It has been just a few years that experiential leadership development has gained some popularity in India. Though, experiential learning as a concept has been around for a few decades, it did not catch up in India. The reason, I an not sure, but it could be that management does not find value in it.
In fact, just a few days back somebody asked me… How do you measure success of outbound training? This indirectly means, how to measure success of experiential learning.
Good question? Here is what I gave as an answer:
- How do you measure Teamwork?
- How do you measure Leadership?
- How do you measure synergy?
- how do you measure behaviour?
- how do you measure empathy?
Can we measure them?
Now, let us understand – when we see a change in these parameter, there is an increase in productivity, there is an increase in performance and there is an increase in profitability!
These changes are triggered by a experiential training. All the things listed above are a byproduct of outbound/experiential trainings.
So What is experiential learning?
In very simple terms, experiential learning techniques involve individuals being subjected to a series of scenarios. Each of these scenarios has been designed to test their ability to cope with a pre-defined set of circumstances. The individual does not know much beforehand.
The process of such exercises generally follow the pattern of:
- Creating a scenario depicting a potential situation.
- Working through the exercise in real time to observe people’s reactions/decisions/taking on leadership roles in this simulated situation.
- Subsequently reflecting on decisions that were made/actions that were taken, etc, with participants discussing in detail how their actions (or lack of) affected the outcome and also what could be done better if a similar scenario were to be faced again.
This puts focus on
- Understanding the importance of decision-making and
- Being placed under the pressure of having to make these choices in a real-time setting
This focus plays a crucial role in helping individuals to better understand how they may react in real life situations.
Big Impact on Leadership Development
Experiential learning is all about simulations, enacted in relatively safe environments.

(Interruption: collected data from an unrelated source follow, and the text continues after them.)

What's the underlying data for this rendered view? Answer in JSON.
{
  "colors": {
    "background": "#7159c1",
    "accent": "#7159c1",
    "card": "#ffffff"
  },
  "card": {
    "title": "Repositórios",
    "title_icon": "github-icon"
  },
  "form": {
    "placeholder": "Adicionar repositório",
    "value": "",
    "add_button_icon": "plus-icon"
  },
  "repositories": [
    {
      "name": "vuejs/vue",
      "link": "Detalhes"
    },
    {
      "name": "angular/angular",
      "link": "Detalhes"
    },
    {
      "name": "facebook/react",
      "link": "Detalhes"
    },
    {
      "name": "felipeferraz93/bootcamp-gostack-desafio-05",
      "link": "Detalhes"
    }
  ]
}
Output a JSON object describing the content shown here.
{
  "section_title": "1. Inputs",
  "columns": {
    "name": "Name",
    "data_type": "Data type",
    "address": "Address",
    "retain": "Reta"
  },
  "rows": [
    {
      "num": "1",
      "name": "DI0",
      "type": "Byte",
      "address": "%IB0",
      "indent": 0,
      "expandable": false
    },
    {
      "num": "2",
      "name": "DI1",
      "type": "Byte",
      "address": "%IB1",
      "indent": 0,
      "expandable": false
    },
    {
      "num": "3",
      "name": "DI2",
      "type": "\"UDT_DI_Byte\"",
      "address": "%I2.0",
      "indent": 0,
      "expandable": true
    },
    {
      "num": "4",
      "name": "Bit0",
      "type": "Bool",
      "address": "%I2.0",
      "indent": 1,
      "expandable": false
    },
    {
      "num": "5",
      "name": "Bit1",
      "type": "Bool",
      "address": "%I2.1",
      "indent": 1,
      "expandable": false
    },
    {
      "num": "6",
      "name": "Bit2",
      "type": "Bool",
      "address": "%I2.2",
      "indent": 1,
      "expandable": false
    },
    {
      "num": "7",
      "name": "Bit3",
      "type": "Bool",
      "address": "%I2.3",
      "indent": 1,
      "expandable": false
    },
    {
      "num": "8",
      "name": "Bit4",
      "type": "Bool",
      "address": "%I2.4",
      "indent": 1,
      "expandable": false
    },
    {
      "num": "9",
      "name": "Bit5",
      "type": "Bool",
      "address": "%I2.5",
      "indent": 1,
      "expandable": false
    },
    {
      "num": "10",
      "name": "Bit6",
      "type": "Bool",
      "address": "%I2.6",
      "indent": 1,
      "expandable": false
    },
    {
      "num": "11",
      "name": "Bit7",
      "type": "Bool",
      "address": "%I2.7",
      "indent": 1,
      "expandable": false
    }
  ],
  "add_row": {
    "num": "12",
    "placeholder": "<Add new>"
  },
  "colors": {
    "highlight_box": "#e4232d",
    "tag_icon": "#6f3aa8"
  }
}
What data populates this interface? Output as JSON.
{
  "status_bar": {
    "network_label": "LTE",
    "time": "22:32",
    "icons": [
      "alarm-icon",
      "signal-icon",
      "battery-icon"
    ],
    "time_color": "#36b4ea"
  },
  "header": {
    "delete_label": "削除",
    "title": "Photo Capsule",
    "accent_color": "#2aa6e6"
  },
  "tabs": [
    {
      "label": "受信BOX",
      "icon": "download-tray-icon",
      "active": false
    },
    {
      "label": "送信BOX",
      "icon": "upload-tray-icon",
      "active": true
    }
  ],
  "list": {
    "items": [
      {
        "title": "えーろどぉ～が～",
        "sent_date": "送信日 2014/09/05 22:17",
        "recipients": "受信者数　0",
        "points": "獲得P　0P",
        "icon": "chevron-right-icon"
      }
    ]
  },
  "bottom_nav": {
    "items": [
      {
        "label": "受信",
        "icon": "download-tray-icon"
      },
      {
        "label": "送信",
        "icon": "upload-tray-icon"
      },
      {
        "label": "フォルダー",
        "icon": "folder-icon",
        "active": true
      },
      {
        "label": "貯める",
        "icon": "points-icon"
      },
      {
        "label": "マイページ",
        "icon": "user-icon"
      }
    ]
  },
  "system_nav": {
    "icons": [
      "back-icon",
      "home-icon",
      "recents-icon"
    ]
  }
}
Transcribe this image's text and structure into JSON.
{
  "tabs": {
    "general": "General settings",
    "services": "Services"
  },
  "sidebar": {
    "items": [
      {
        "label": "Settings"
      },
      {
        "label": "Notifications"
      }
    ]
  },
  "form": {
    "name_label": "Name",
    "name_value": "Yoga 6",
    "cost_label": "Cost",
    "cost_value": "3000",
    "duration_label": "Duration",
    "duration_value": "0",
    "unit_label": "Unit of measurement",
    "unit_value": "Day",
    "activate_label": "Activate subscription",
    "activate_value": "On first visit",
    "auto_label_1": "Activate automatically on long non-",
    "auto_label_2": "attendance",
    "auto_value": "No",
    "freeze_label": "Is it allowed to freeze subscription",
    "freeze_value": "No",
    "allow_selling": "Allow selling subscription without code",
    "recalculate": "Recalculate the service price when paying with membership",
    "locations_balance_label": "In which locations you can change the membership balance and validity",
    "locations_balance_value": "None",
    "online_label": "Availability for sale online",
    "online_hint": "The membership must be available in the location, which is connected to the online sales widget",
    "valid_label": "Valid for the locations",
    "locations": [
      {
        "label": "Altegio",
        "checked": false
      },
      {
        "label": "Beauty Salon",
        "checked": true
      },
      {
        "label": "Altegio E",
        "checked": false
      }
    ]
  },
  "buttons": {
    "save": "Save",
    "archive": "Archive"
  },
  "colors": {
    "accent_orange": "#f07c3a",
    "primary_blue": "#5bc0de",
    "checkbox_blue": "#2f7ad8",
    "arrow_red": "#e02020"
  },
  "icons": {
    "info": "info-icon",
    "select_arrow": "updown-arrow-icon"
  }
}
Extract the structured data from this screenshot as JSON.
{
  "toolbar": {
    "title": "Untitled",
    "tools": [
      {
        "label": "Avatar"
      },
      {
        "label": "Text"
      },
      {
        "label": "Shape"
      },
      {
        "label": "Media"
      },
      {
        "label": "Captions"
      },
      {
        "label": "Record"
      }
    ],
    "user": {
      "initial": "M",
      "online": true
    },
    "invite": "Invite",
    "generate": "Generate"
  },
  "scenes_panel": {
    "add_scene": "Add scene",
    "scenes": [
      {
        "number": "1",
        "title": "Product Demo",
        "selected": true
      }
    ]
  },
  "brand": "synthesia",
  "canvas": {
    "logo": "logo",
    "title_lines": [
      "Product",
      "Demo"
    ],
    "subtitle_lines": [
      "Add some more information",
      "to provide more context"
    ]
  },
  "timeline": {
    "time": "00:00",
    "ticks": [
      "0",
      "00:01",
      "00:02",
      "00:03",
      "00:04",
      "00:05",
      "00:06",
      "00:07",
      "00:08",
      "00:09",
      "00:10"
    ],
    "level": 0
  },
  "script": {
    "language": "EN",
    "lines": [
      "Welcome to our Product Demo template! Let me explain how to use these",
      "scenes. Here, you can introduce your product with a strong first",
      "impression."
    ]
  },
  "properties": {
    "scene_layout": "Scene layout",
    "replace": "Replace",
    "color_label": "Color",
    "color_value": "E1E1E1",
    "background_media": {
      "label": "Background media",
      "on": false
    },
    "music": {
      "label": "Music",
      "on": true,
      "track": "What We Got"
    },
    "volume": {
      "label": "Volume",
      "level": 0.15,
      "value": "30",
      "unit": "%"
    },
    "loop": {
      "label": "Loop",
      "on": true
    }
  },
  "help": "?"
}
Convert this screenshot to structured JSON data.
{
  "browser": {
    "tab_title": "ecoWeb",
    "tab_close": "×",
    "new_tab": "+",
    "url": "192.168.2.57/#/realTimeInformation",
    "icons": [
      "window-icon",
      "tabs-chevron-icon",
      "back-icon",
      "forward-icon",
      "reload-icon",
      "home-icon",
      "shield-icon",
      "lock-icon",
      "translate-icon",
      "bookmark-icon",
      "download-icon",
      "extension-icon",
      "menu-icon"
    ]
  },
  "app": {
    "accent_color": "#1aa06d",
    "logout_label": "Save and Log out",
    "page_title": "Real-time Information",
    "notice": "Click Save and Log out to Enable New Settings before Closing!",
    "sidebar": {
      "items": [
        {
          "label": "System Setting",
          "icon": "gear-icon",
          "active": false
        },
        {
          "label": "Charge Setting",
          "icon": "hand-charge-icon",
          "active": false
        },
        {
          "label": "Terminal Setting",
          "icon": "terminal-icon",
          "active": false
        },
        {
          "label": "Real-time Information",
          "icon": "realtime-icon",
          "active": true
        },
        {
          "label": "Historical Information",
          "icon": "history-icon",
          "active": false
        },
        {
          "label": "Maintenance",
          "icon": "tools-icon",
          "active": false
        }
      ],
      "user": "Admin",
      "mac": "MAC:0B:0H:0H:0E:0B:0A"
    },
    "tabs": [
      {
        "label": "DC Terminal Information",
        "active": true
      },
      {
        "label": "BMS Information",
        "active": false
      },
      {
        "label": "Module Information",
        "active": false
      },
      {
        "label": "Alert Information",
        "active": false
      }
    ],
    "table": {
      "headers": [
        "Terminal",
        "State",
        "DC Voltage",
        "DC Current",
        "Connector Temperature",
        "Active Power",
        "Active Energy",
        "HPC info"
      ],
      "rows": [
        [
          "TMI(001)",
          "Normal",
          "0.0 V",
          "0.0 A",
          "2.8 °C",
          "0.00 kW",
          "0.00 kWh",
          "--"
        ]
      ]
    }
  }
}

Experiential Leadership development through such techniques help the present, & the future, leaders to reflect on the decisions that they took in such pressure situations.
Best thing about such trainings is, the choices that are made during an exercise will have no consequence outside the simulation itself. It therefore encourages individuals to attempt courses of action that they might otherwise be afraid to. This also to gives people a sense of what it would be like to be in that position for real.
In today’s competitive world people can greatly benefit if they are offered the chance to learn more about themselves through such systems of training and development. Being immersed in difficult situations and venturing outside their comfort zone is a fantastic way for individuals to ‘build their leadership muscle’.
The benefits of an experiential approach to learning
The list can be exhaustive and i can go on discussing about the benefits, however, let us list down a few here:
- Helps individuals to challenge their current mode of thinking
- Understanding reasons behind the way people act and the decisions they make can be analysed at the end of the sessions.
- Identify areas where people can improve their skills, knowledge and understanding.
- Individuals receive feedback on how their own actions affect others in their team.
- Transfer and build experience through practice rather than in theory.
People who are put through the paces of experiential learning simulations can benefit from a definitive jump in their levels of experience when faced with similar situations in the real world.
This form of accelerated development is therefore highly beneficial and it is a technique that every sector of Indian industry should draw upon to great effect.
Indeed, the idea of gamification is one that has come to the fore in recent years, with a considerable potential for this form of rule-setting, competitive and analytical style of training to develop significantly in the years ahead.